C’est une situation à laquelle je suis très fréquemment confronté avec les malades que j’ai opérés de la cataracte. Beaucoup d’entre eux conduisaient avant l’intervention en dépit de leur mauvaise vue mais ils ne prennent conscience de leur problème qu’après coup, une fois qu’ils ont récupéré une vue normale. Tous me disent : «Docteur, je ne m’en rendais pas compte mais je voyais très mal avant…». C’est un phénomène très courant.
La réglementation française ne prévoit-elle pas des contrôles de la vue ?
La plupart du temps, l’examen de la vue a lieu lorsque le candidat passe son permis : l’examinateur lui demande de lire la plaque d’immatriculation d’une voiture. Un examen médical préalable n’est prévu que dans des situations particulières, pour une personne qui a totalement perdu la vue d’un oeil par exemple. Mais une fois le permis en poche, seuls les professionnels sont soumis à des contrôles réguliers de la vue. Toutefois, un conducteur impliqué dans un accident corporel peut être soumis à un contrôle de sa vue.

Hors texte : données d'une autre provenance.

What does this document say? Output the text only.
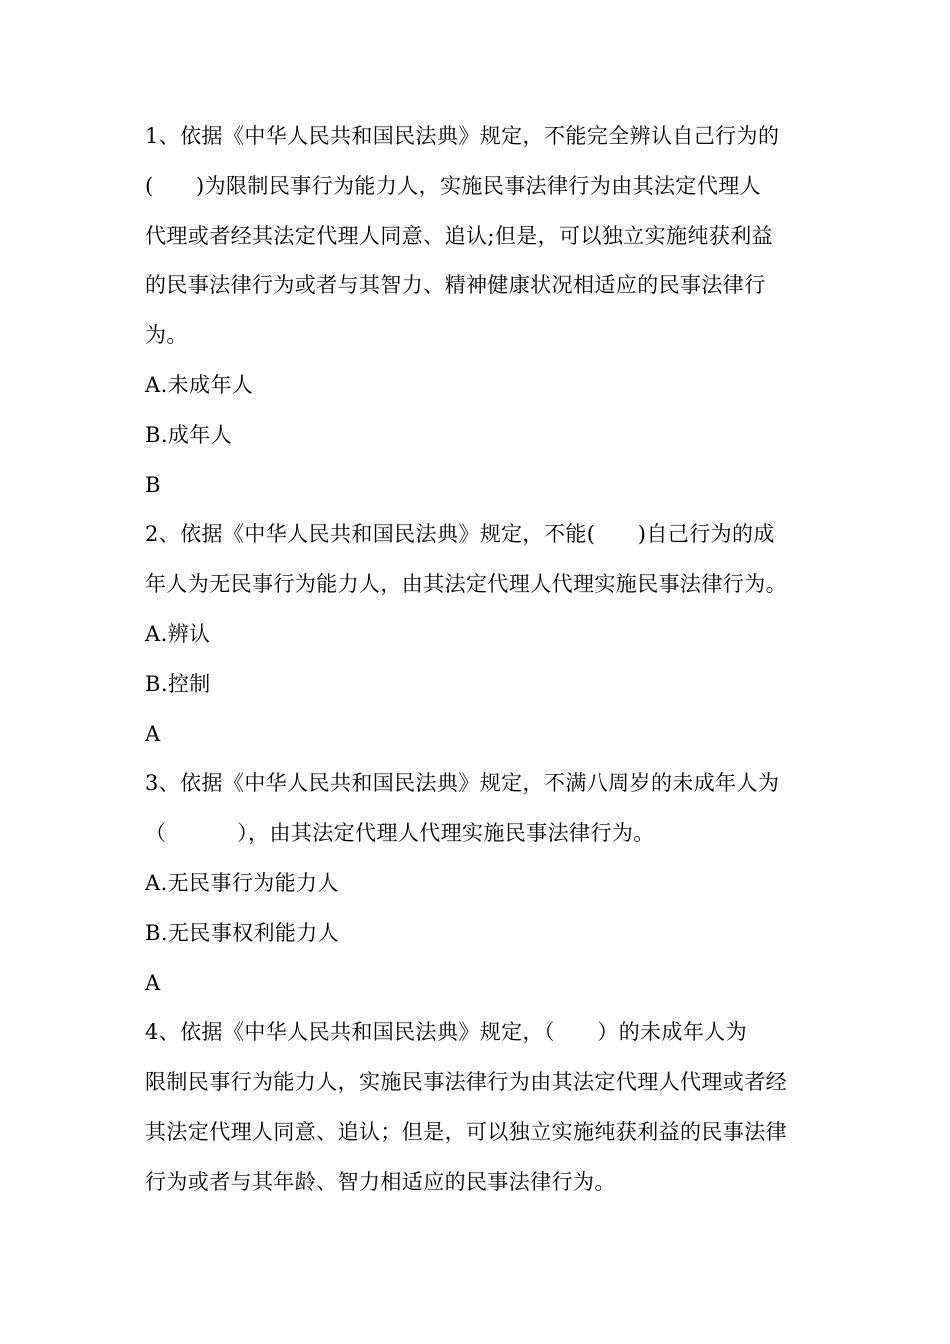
1、依据《中华人民共和国民法典》规定，不能完全辨认自己行为的
(      )为限制民事行为能力人，实施民事法律行为由其法定代理人
代理或者经其法定代理人同意、追认;但是，可以独立实施纯获利益
的民事法律行为或者与其智力、精神健康状况相适应的民事法律行
为。
A.未成年人
B.成年人
B
2、依据《中华人民共和国民法典》规定，不能(      )自己行为的成
年人为无民事行为能力人，由其法定代理人代理实施民事法律行为。
A.辨认
B.控制
A
3、依据《中华人民共和国民法典》规定，不满八周岁的未成年人为
（          ），由其法定代理人代理实施民事法律行为。
A.无民事行为能力人
B.无民事权利能力人
A
4、依据《中华人民共和国民法典》规定，（      ）的未成年人为
限制民事行为能力人，实施民事法律行为由其法定代理人代理或者经
其法定代理人同意、追认；但是，可以独立实施纯获利益的民事法律
行为或者与其年龄、智力相适应的民事法律行为。
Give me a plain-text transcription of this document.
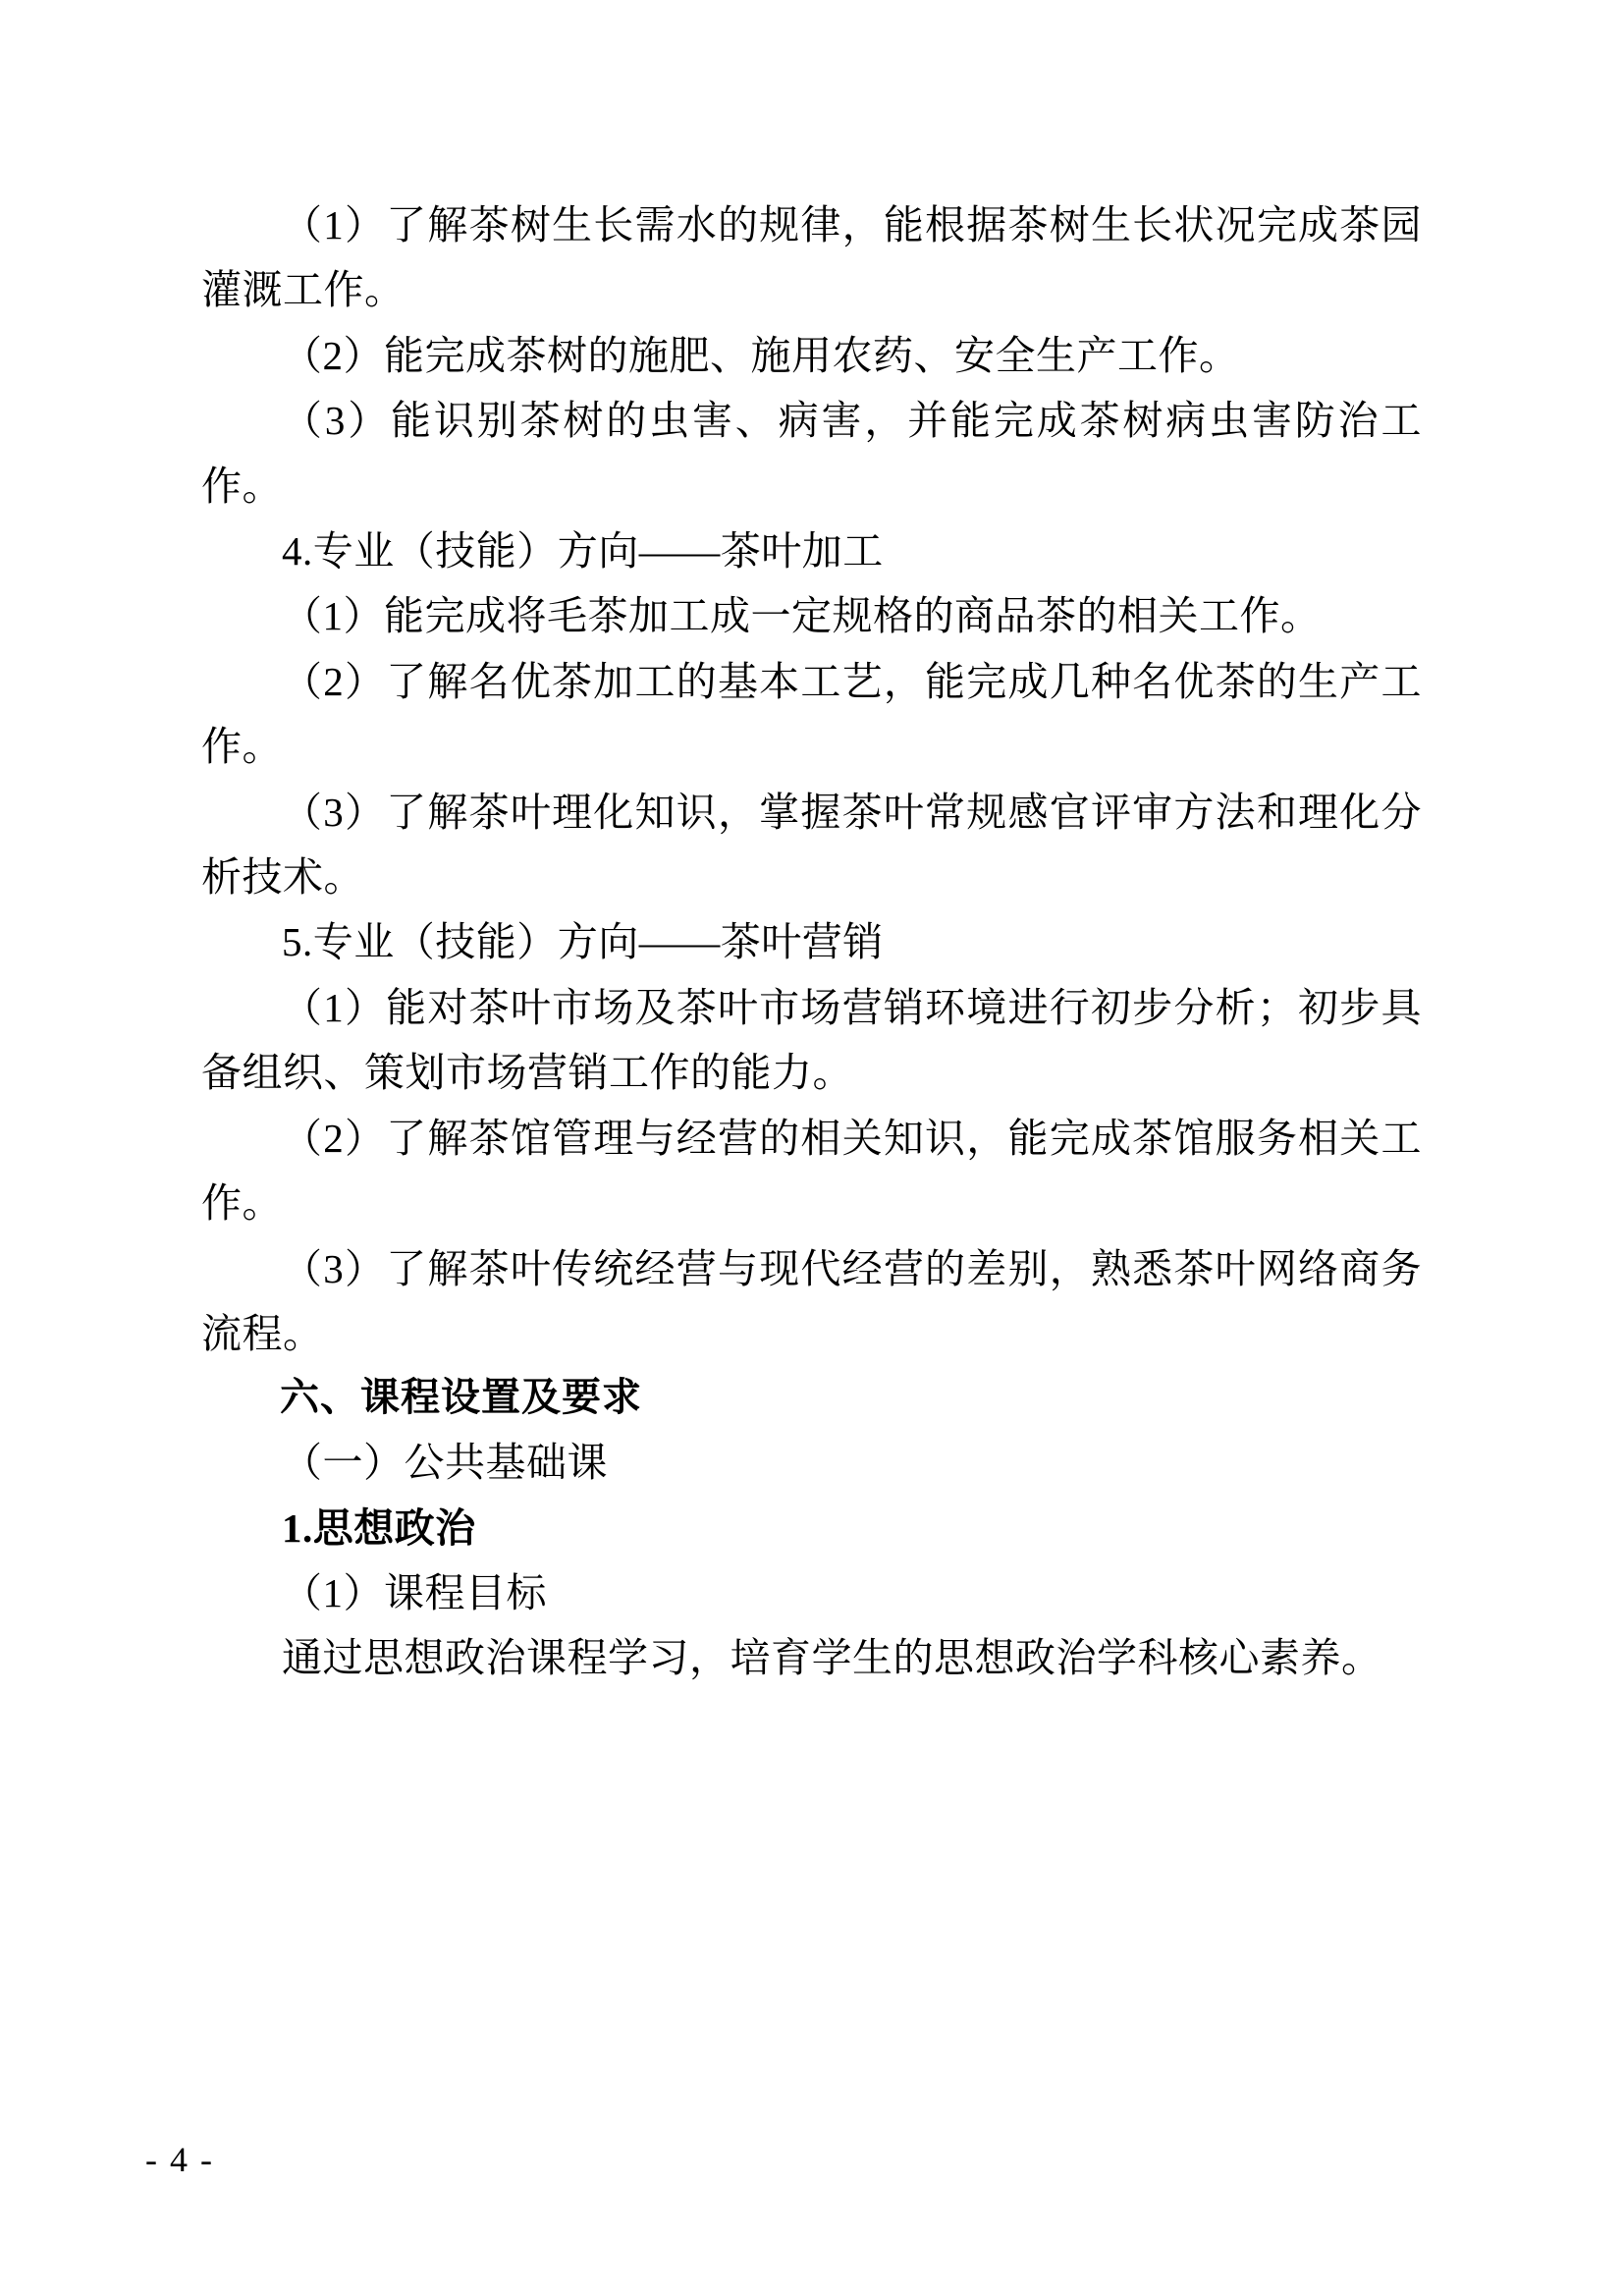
（1）了解茶树生长需水的规律，能根据茶树生长状况完成茶园灌溉工作。

（2）能完成茶树的施肥、施用农药、安全生产工作。

（3）能识别茶树的虫害、病害，并能完成茶树病虫害防治工作。

4.专业（技能）方向——茶叶加工

（1）能完成将毛茶加工成一定规格的商品茶的相关工作。

（2）了解名优茶加工的基本工艺，能完成几种名优茶的生产工作。

（3）了解茶叶理化知识，掌握茶叶常规感官评审方法和理化分析技术。

5.专业（技能）方向——茶叶营销

（1）能对茶叶市场及茶叶市场营销环境进行初步分析；初步具备组织、策划市场营销工作的能力。

（2）了解茶馆管理与经营的相关知识，能完成茶馆服务相关工作。

（3）了解茶叶传统经营与现代经营的差别，熟悉茶叶网络商务流程。

六、课程设置及要求

（一）公共基础课

1.思想政治

（1）课程目标

通过思想政治课程学习，培育学生的思想政治学科核心素养。

- 4 -
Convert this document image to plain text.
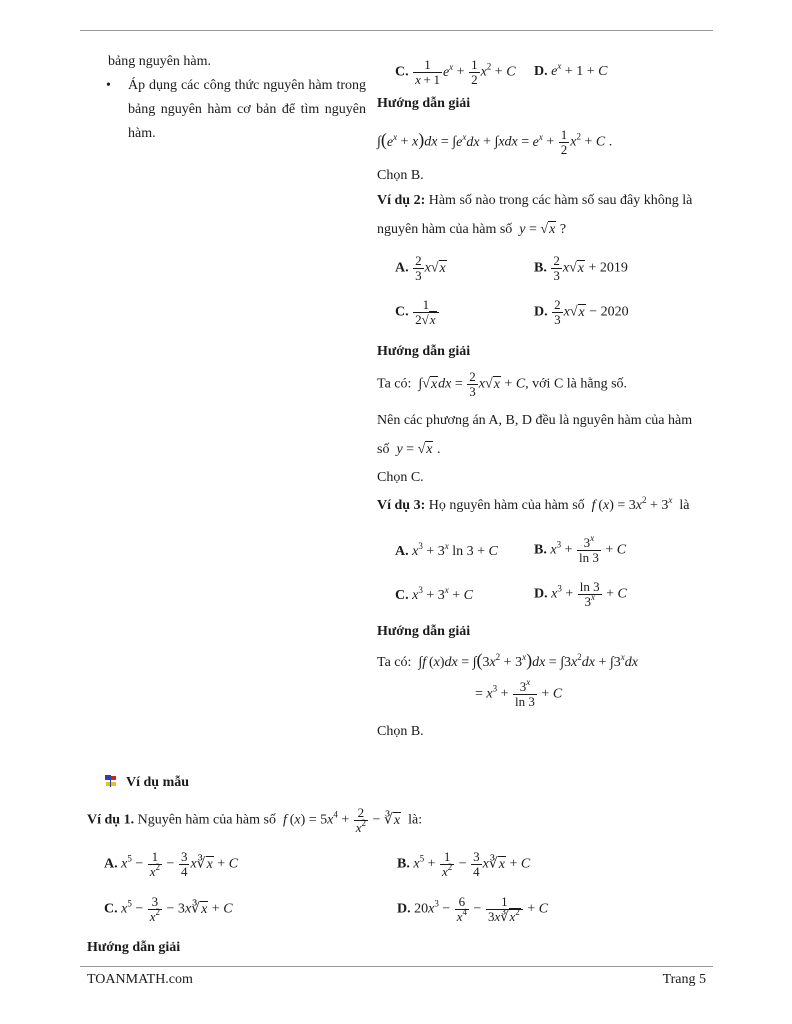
bảng nguyên hàm.

• Áp dụng các công thức nguyên hàm trong bảng nguyên hàm cơ bản để tìm nguyên hàm.

C. $\frac{1}{x + 1} e^x + \frac{1}{2} x^2 + C$ D. $e^x + 1 + C$
Hướng dẫn giải
$\int(e^x + x)dx = \int e^xdx + \int xdx = e^x + \frac{1}{2} x^2 + C$ .
Chọn B.
Ví dụ 2: Hàm số nào trong các hàm số sau đây không là
nguyên hàm của hàm số y = √x ?
A. $\frac{2}{3} x√x$	B. $\frac{2}{3} x√x + 2019$
C. $\frac{1}{2√x}$	D. $\frac{2}{3} x√x - 2020$
Hướng dẫn giải
Ta có:  $\int√xdx = \frac{2}{3} x√x + C$, với C là hằng số.
Nên các phương án A, B, D đều là nguyên hàm của hàm
số y = √x .
Chọn C.
Ví dụ 3: Họ nguyên hàm của hàm số f $(x) = 3x^2 + 3^x$ là
A. $x^3 + 3^x$ ln 3 + C	B. $x^3 + \frac{3^x}{\ln 3} + C$
C. $x^3 + 3^x + C$	D. $x^3 + \frac{\ln 3}{3^x} + C$
Hướng dẫn giải
Ta có:  ∫f $(x)dx = \int(3x^2 + 3^x)dx = \int 3x^2dx + \int 3^xdx$
= $x^3 + \frac{3^x}{\ln 3} + C$
Chọn B.
Ví dụ mẫu
Ví dụ 1. Nguyên hàm của hàm số f $(x) = 5x^4 + \frac{2}{x^2}$ − ∛x là:
A. $x^5 - \frac{1}{x^2} - \frac{3}{4}$ x∛x + C	B. $x^5 + \frac{1}{x^2} - \frac{3}{4}$ x∛x + C
C. $x^5 - \frac{3}{x^2}$ − 3x∛x + C	D. $20x^3 - \frac{6}{x^4} - \frac{1}{3x∛x^2} + C$
Hướng dẫn giải
TOANMATH.com	Trang 5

Qu’est-ce qu’une bonne vue ?
On pense avant tout à la vision de près et de loin. Il est bien sûr essentiel de pouvoir lire un panneau de signalisation ou de discerner un obstacle qui surgit brusquement devant son véhicule. Mais ce n’est pas tout. Il faut également prendre en compte le champ visuel (la «largeur» de la vue), il est tout aussi important. Lorsqu’on conduit, on regarde certes en face de soi mais il est également capital de surveiller ce qui se passe sur le côté pour y distinguer un éventuel signal d’alerte, une voiture qui vous double par exemple. Il existe un test simple pour l’évaluer. Debout, vous tendez les bras devant vous, les pouces en l’air à hauteur des yeux. Vous les bougez et, sans bouger la tête, vous écartez progressivement les bras. Vous les arrêtez lorsque vous ne voyez plus vos pouces. Lorsque tout va bien, vos bras sont approximativement dans le prolongement l’un de l’autre.
Cette notion est très importante car de nombreuses maladies (le glaucome par exemple) altèrent le champ visuel : ce problème concerne environ 1,5 à 2 millions de personnes en France.
La vision «binoculaire» est également essentielle puisqu’elle permet d’apprécier le relief..
La vue est-elle modifiée la nuit ?
L’obscurité altère la vision des contrastes, modifie l’appréciation des distances et majore la myopie. Ces phénomènes s’aggravent avec l’âge ou chez les personnes qui souffrent d’une cataracte. Il existe également un risque d’éblouissement si on fixe les phares d’une voiture qui vient en face. On doit donc se montrer particulièrement prudent lorsqu’on conduit la nuit. Il faut notamment parfaitement nettoyer son pare-brise. A l’extérieur bien sûr, pour le débarrasser des salissures et des insectes mais aussi, on n’y pense pas assez, à l’intérieur. Au fil des semaines, il se couvre en effet d’une pellicule susceptible de créer un halo et donc de gêner la vision. Par ailleurs, la récupération après éblouissement s’allonge avec l’âge. On doit bien entendu nettoyer ses phares (sales, ils perdent 40 à 70% de leur efficacité) ainsi que les feux arrières de la voiture pour être vu des autres automobilistes.
A l’inverse, que recommander pour conduire en plein soleil ?
On doit porter une paire de lunettes teintées ou des «sur-lunettes» pour se protéger les yeux. Leur couleur n’a guère d’importance. Certains verres foncent au soleil (verres «photochromiques»), ils ne sont toutefois pas suffisants.
Serait-il judicieux de faire régulièrement contrôler sa vue par un médecin ?
Cela me paraîtrait effectivement utile. Jusqu’à 45 ans, un contrôle tous les cinq ans me semble raisonnable, tous les deux à trois ans ensuite ou plus souvent lorsqu’on porte des lunettes et que celles-ci ne semblent plus adaptées. Ces consultations sont aussi l’occasion de dépister des anomalies, de les traiter et surtout de prévenir leur aggravation (glaucome, cataracte) et d’avertir son patient des dangers de la mauvaise vue au volant. Je suis persuadé que cette précaution simple permettrait d’éviter un grand nombre d’accidents.